FIG. 4.

Applications of the reporter cell assay. (A) MeWo cells (7 × 10⁴ cells/well) in 96-well plates were inoculated with cell-associated VZV (∼1 × 10³ MeWo cells infected with VZV; cytopathic effect > 70%) (○, “cell-associated”) or with 250 PFU of cell-free VZV (•, “cell-free”) and cultured in the presence or absence of the indicated concentrations of ACV. Two days later, MV9G cells (7 × 10⁴ cells/well) were added to each well and cocultured in the presence of ACV for 1 day. The cells were harvested, and their luciferase activities were measured.
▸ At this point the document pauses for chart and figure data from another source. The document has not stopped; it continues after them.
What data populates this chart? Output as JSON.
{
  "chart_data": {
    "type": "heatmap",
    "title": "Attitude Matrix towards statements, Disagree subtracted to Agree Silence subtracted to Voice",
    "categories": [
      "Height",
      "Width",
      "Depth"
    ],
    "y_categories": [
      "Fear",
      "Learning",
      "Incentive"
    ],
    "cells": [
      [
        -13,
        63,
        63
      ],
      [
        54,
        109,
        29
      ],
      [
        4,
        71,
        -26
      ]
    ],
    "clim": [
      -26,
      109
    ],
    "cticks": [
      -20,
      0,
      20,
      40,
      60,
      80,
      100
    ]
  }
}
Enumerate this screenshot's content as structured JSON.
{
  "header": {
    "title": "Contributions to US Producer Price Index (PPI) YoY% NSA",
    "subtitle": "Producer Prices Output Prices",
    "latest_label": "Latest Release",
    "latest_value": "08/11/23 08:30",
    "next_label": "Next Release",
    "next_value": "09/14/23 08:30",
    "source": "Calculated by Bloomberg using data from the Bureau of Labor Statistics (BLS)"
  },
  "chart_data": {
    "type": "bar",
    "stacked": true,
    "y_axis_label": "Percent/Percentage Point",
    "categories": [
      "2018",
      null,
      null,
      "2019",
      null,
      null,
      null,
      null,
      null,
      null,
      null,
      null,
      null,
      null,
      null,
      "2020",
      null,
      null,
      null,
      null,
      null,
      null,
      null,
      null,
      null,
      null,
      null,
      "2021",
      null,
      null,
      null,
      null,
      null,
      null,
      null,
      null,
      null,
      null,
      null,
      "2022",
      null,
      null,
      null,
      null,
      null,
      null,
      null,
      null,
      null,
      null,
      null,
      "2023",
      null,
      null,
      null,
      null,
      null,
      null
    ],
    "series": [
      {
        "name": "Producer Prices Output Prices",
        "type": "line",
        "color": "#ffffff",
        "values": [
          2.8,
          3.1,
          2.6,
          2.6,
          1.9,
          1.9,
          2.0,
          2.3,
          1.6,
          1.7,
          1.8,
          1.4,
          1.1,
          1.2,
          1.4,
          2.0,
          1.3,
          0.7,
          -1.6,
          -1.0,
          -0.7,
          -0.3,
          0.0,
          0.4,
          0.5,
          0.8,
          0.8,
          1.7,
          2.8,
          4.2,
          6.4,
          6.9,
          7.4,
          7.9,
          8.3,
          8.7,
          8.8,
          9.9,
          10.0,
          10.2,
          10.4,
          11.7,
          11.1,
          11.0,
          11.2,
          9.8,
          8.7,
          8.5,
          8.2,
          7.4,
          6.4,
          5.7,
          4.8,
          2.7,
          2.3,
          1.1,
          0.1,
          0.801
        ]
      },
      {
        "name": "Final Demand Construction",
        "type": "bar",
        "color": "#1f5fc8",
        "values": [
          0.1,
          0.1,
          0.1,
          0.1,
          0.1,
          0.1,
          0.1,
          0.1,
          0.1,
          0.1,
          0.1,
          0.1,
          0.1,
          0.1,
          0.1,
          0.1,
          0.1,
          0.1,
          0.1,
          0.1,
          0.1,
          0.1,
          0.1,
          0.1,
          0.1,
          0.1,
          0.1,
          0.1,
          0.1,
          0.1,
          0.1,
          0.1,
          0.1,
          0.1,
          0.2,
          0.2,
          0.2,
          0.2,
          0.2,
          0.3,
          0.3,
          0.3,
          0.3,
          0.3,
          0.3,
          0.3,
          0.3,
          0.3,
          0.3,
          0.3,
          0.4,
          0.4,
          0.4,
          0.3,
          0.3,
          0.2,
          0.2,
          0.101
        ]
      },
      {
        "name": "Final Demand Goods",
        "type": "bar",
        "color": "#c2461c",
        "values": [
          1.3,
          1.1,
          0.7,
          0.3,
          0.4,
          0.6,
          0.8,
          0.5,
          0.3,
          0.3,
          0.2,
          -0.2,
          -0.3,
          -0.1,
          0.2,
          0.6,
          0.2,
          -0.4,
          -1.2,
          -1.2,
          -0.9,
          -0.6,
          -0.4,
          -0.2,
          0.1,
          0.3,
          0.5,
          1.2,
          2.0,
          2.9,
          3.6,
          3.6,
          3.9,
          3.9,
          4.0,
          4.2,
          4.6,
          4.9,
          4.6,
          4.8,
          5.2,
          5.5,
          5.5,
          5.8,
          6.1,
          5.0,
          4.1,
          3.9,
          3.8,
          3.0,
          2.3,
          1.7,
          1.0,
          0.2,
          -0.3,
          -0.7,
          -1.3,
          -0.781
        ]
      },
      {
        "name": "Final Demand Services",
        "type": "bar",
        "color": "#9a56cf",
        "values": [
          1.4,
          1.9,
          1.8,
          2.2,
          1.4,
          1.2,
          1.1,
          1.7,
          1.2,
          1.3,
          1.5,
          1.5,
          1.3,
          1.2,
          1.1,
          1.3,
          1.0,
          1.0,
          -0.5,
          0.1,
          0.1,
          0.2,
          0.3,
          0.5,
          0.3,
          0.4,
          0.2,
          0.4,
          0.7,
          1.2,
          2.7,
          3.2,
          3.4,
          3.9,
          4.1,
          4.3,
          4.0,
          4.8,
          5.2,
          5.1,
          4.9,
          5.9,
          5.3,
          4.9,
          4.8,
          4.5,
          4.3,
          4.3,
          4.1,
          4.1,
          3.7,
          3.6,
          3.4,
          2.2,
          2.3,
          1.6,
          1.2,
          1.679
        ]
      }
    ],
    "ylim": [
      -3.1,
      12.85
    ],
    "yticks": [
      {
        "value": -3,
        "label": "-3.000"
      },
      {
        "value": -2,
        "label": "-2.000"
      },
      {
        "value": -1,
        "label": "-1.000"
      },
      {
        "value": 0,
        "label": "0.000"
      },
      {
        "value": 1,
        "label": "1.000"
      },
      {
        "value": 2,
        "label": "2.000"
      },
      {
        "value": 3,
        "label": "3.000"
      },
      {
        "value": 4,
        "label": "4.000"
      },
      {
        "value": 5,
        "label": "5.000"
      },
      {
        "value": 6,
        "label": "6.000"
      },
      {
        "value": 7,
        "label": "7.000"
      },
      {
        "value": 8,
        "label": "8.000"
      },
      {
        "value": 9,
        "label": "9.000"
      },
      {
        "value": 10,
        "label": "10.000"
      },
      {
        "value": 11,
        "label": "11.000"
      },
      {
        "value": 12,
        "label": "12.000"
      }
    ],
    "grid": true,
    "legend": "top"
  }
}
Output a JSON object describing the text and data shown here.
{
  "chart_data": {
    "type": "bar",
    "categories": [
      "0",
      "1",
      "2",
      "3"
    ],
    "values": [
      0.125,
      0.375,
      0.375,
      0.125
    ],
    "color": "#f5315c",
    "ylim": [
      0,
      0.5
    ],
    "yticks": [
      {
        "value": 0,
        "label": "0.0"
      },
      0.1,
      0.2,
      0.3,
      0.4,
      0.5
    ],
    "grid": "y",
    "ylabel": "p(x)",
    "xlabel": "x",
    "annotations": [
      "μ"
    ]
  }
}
Means and SDs of luciferase activities from triplicate wells are shown. (B) MeWo cells (7 × 10⁴ cells/well) in 96-well plates were inoculated with approximately 200 of MeWo cells infected with TK-positive (pOka [•] and CaQu [⧫]) or -negative (rOkaYSR [○] and Kanno [Δ]) strains (22, 23, 28), and cultured in the presence of ACV for 2 days. Then, MV9G cells were overlaid and cocultured for 1 day. The luciferase activities in the ACV-treated cultures were expressed as percent RLU, with the activities obtained in the culture without inhibitor treatment used as a standard. Means and SDs of luciferase activities from triplicate wells are shown. (C) MeWo cells (7 × 10⁴ cells/well) were infected with cell-associated VZV, cultured for 2 days, and then cocultured with MV9G for 1 day (•, “coculture”). MV9G cells (7 × 10⁴ cells/well) were directly infected with 400 PFU of cell-free VZV, and cultured for 2 days (○, “direct infection”). Roscovitine was added at the indicated concentrations throughout the processes. Means and SDs of luciferase activities from triplicate wells are shown.